Ao G1, o advogado de Lerner Cid Campêlo Filho afirmou que a acusação proferida por Requião foi referente a um artigo publicado por Lerner. Na ocasião, o então governador do estado afirmou: “Eu não soube que o Lerner tinha publicado um artigo, eu na verdade pensei que ele estava preso. Tá condenado a nove anos de cadeia. Mas parece que ele fez um recurso, e o recurso dá um efeito suspensivo à prisão. Então, pelo artigo que ele escreveu, me disseram difícil, que eu sei que ele está solto ainda”.
 
Os R$ 30 mil serão atualizados pela média geral do Índice Nacional de Preços ao Consumidor (INPC) desde a data do evento, e acrescidos de juros de 1% ao mês. Os custos processuais também ficam por conta de Requião, além dos honorários advocatícios dos defensores de Lerner – 15% do valor atualizado da indenização.A juíza Rezende entendeu que este discurso atingiu a honra de Lerner, já que Requião não conseguiu provar a afirmação.

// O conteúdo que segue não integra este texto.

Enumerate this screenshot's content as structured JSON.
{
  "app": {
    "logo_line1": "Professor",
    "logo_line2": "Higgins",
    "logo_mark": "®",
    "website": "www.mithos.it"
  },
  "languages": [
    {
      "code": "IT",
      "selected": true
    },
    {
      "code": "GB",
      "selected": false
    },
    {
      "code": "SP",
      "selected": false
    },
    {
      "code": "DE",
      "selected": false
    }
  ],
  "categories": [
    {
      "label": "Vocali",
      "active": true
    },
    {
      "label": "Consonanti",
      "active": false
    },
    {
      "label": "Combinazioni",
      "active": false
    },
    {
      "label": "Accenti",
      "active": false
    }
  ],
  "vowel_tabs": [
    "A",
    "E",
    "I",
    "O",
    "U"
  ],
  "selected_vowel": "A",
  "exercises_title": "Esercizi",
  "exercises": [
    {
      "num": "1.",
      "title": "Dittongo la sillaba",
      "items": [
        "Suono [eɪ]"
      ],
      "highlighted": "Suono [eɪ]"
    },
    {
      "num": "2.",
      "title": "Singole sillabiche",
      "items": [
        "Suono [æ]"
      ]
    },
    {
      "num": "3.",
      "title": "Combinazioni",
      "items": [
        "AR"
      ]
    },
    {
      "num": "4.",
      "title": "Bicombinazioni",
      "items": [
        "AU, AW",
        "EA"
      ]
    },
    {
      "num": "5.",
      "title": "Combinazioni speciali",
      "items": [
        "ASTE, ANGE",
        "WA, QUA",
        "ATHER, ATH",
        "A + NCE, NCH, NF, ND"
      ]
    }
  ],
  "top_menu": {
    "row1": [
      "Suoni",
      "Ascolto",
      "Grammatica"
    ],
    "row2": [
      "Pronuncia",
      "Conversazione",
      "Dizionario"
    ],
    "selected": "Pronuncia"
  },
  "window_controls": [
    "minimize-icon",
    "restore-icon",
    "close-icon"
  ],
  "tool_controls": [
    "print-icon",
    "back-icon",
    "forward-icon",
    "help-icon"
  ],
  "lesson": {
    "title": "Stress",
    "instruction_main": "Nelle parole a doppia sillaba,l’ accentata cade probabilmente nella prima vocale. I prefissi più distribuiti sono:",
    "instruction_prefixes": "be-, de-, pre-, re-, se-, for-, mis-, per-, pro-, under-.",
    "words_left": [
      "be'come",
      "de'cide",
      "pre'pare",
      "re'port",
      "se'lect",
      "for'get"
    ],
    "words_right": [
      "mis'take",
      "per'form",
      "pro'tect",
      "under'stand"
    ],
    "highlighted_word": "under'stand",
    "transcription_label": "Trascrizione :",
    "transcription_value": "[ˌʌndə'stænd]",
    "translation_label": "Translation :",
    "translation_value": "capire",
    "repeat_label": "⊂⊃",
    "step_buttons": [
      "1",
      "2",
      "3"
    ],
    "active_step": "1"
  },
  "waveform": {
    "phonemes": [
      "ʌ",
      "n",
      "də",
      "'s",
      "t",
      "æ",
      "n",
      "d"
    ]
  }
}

Ela também contestou a defesa do senador, que pediu à magistrada que relativizasse o fato, já que se tratava do meio político, classificado como “uma verdadeira arena na qual se abre mão do resguardo absoluto da imagem, da intimidade e passa-se a constantemente ser criticado e a poder criticar”. Este argumento foi considerado “inconcebível” por Rezende, que entendeu que por se tratar de política, os cuidados deveriam ser ainda maiores.
 
Por meio de seu site oficial, Requião criticou a decisão. Ele afirma que foi “condenado mais uma vez por denunciar desvios no Paraná”. O senador conta que leu sobre uma condenação de Lerner na internet, contudo não havia sentença publicada que comprovasse afirmação. “Ocorre que posteriormente ele foi condenado em primeira instância a três anos e seis meses de cadeia. Recorreu ao STJ e o Tribunal confirmou a condenação porque o ex-governador havia contratado irregularmente um pedágio com uma concessionária, o pedágio da Lapa”, sustentou.